I'm surprised how badly James Huffman, a dean emeritus of the Lewis and Clark law school, misinterpreted the highly successful Oregon land use system in a misguided opinion piece in today's Oregonian.
"Keep the messy politics: rule by government experts is a recipe for tyranny" reflects the overblown rhetoric of the sky is falling! Tea Party types. They see left-wing dangers, conspiracies, and constitutional threats hiding in the shadows everywhere.
Only problem is, when you ask them to specifically point them out, providing factual examples of dictatorial, tyrannical government over-reaching, they get tongue-tied. Why? Because their scary hobgoblins exist only in their own minds.

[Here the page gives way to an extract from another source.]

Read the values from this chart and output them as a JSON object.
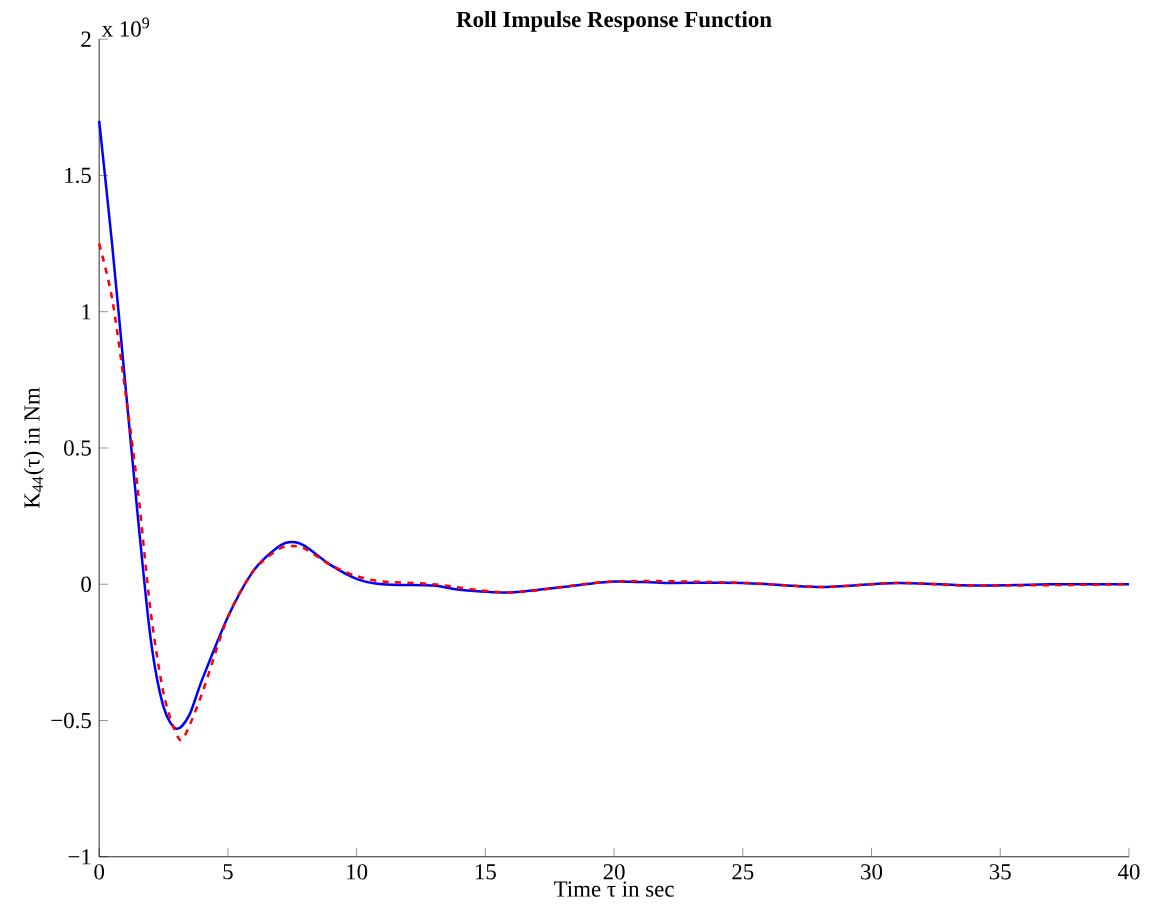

Huffman believes that "experts" (eek! knowledgeable people! frightening!) are controlling Oregon's land use decisions. Not the elected officials who hire and manage those experts. Not the voters who put those elected officials into office. Not the legislators who passed the land use laws those experts implement.
The Oregonian editorial board suggests a siren to warn when "legislators try to take over management of the state's natural resources" (“Water, trees and politics,” Feb. 16). On the opposite page, columnist Dave Lister describes how voters in Clackamas County are taking over bridge projects, urban renewal districts and light rail. Maybe there should be a siren to warn of such voter interference, as well.
How dare the elected representatives in Salem interfere with expert management of state-owned forests or Columbia River water! And surely the transportation and land-use planners know better than the voters of Clackamas County.
But wait. Don't we live in a democratic republic? Doesn't all government authority, at all levels of government, derive from the people?
Yes, Mr. Huffman, it does. And that's exactly what is happening in Oregon: government agencies are carrying out the will of the people regarding land use decisions.
Huffman doesn't offer up any examples of rogue "experts" doing nasty, illegal stuff. Professional planners act in accordance with laws, regulations, ordinances, and such. If they do something outside of legal bounds, those acts can be challenged in court.
Having read a number of Huffman's Oregonian opinion pieces about the evils of land use planning, I can confidently say that what he really is disturbed about is the very ideal that he extols: government authority derived from the people.
Senate Bills 100 and 101, which brought Oregon's land use system into being, were passed by a democratically elected state legislature, at the urging of a democratically elected Republican governor, Tom McCall.
Since, opponents of land use planning have tried to dismantle our state's demonstrably effective approach to preserving farm and forest land, while allowing room for cities to expand in a thoughtful fashion.
The people have spoken, most recently in 2007 with the passage of Measure 49 -- which markedly scaled back the "pave it over" aspirations of Measure 37 by a vote of 62% in favor. This rankles Huffman, who was strongly against Measure 49, opposing it via a misleading mailing.
After it passed, Huffman criticized democracy and the "tyranny of the majority." His dream is to have activist judges declare Oregon's voter-approved land use laws to be unconstitutional.
So it's bizarre that Huffman is now inveighing about a fantasized tyranny of experts when he has expressed such a strong desire for a tyranny of judges to step in and do away with Oregon's highly popular land use system.
If there's any tyranny Oregonians should be concerned about, it's the tyranny of extreme government-haters like Huffman who want our state to return to an archaic pioneer mentality where anybody can do anything they want with their property, regardless of how this affects other people, neighboring landowners, the environment, or irreplaceable farm and forest land.